The Lord was specifically promising the nation of Israel a glorious future here. Jeremiah prophesied that the nation Israel will be exiled into captivity in the land of Babylon.

There, as a nation, they would seem to be without a future and a hope. But God promised them that He would free and liberate them and bring them back into their land.

Jer 29:10 For thus says the LORD: After seventy years are completed at Babylon, I will visit you and perform My good word toward you, and cause you to return to this place.

Jer 29:14 I will be found by you, says the LORD, and I will bring you back from your captivity; I will gather you from all the nations and from all the places where I have driven you, says the LORD, and I will bring you to the place from which I cause you to be carried away captive.

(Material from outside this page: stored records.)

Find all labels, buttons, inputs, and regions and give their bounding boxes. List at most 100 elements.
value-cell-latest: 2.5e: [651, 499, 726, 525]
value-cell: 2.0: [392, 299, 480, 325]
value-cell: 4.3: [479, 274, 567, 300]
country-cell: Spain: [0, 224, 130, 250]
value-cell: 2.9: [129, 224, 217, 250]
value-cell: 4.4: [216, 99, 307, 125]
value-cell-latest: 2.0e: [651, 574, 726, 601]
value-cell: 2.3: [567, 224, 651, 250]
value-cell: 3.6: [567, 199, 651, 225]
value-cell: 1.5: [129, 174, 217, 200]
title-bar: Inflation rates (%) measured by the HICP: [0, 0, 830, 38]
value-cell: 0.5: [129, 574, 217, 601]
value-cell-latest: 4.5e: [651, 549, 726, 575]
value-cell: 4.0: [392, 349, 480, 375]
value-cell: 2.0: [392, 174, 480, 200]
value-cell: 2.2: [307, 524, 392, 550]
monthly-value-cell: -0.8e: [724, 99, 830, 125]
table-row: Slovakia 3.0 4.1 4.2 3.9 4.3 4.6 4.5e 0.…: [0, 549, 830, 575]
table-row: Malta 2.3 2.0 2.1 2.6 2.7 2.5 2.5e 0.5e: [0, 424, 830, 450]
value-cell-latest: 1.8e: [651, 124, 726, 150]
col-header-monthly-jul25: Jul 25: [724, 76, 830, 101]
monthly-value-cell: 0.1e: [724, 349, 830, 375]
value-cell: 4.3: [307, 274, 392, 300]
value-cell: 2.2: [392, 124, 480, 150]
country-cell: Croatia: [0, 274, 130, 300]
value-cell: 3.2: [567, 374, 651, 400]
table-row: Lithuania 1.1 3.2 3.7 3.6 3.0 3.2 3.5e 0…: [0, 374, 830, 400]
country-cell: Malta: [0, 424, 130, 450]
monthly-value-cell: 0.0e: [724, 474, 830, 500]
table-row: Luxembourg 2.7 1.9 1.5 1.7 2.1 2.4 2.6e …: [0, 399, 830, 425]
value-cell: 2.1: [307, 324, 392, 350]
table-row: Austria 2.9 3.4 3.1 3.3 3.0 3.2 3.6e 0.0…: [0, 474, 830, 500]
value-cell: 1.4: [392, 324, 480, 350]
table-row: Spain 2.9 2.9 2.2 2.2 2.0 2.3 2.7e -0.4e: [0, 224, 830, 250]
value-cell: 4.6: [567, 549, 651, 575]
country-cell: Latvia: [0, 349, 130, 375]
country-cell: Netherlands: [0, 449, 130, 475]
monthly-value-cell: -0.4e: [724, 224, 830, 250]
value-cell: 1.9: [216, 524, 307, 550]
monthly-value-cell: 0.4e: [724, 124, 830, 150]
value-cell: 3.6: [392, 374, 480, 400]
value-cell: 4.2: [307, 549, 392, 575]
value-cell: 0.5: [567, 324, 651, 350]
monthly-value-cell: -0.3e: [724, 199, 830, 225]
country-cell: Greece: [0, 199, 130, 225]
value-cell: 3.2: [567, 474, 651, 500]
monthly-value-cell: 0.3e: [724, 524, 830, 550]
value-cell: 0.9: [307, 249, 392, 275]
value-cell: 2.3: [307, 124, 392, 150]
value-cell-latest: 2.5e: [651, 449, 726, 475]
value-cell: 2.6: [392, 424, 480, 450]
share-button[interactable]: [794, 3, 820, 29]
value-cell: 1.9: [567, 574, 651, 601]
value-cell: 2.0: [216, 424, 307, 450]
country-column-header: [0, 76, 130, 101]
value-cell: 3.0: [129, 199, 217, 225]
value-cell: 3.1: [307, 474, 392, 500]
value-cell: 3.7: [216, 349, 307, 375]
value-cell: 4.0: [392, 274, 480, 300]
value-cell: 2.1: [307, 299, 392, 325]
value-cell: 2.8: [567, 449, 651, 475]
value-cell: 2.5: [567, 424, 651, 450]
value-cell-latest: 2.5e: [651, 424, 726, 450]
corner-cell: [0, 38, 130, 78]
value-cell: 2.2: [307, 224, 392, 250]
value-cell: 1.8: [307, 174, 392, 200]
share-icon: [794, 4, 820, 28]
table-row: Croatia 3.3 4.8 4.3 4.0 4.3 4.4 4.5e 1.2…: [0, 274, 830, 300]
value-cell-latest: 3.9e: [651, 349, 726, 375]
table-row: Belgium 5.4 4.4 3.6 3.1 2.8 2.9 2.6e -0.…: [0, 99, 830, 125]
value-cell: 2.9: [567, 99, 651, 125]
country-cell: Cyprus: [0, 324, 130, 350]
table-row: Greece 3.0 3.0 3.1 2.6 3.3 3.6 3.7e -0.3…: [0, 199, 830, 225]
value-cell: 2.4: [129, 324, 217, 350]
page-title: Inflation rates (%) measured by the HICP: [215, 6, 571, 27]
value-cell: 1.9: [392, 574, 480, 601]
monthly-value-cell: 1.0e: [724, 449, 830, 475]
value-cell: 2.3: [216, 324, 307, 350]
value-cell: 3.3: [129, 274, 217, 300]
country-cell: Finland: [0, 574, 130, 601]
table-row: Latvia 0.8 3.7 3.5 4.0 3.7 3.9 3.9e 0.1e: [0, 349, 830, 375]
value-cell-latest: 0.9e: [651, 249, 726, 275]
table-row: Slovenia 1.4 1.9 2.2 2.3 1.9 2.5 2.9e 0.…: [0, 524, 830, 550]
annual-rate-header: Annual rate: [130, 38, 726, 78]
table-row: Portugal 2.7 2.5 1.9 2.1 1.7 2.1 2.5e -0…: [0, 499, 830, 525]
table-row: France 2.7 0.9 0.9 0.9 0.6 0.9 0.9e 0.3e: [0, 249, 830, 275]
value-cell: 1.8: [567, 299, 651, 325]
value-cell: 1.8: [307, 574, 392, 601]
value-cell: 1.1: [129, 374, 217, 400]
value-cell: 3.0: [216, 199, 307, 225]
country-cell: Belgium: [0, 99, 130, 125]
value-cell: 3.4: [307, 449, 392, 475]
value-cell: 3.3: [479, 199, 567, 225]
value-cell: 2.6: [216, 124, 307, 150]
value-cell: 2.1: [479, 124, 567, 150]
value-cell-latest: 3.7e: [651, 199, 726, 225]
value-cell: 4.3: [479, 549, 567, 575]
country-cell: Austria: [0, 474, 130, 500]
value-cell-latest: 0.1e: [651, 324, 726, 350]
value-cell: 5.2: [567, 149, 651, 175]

This was partially fulfilled when Israel returned to their land from their captivity in Babylon seventy years after. But its full realization will be during the Melinnium when their long-awaited Messiah would reign with Israel as the top nation of the world.

This verse is often taken out of context and made to mean that God promised every single Christian material prosperity and financial success. Not so. Under the Christian dispensation, yes, we do have a hope and a future. But it refers to our future conformity and glorification with Christ.

Only when this verse is ripped out of context is it made to mean what the Prosperity Gospel preachers would have it mean.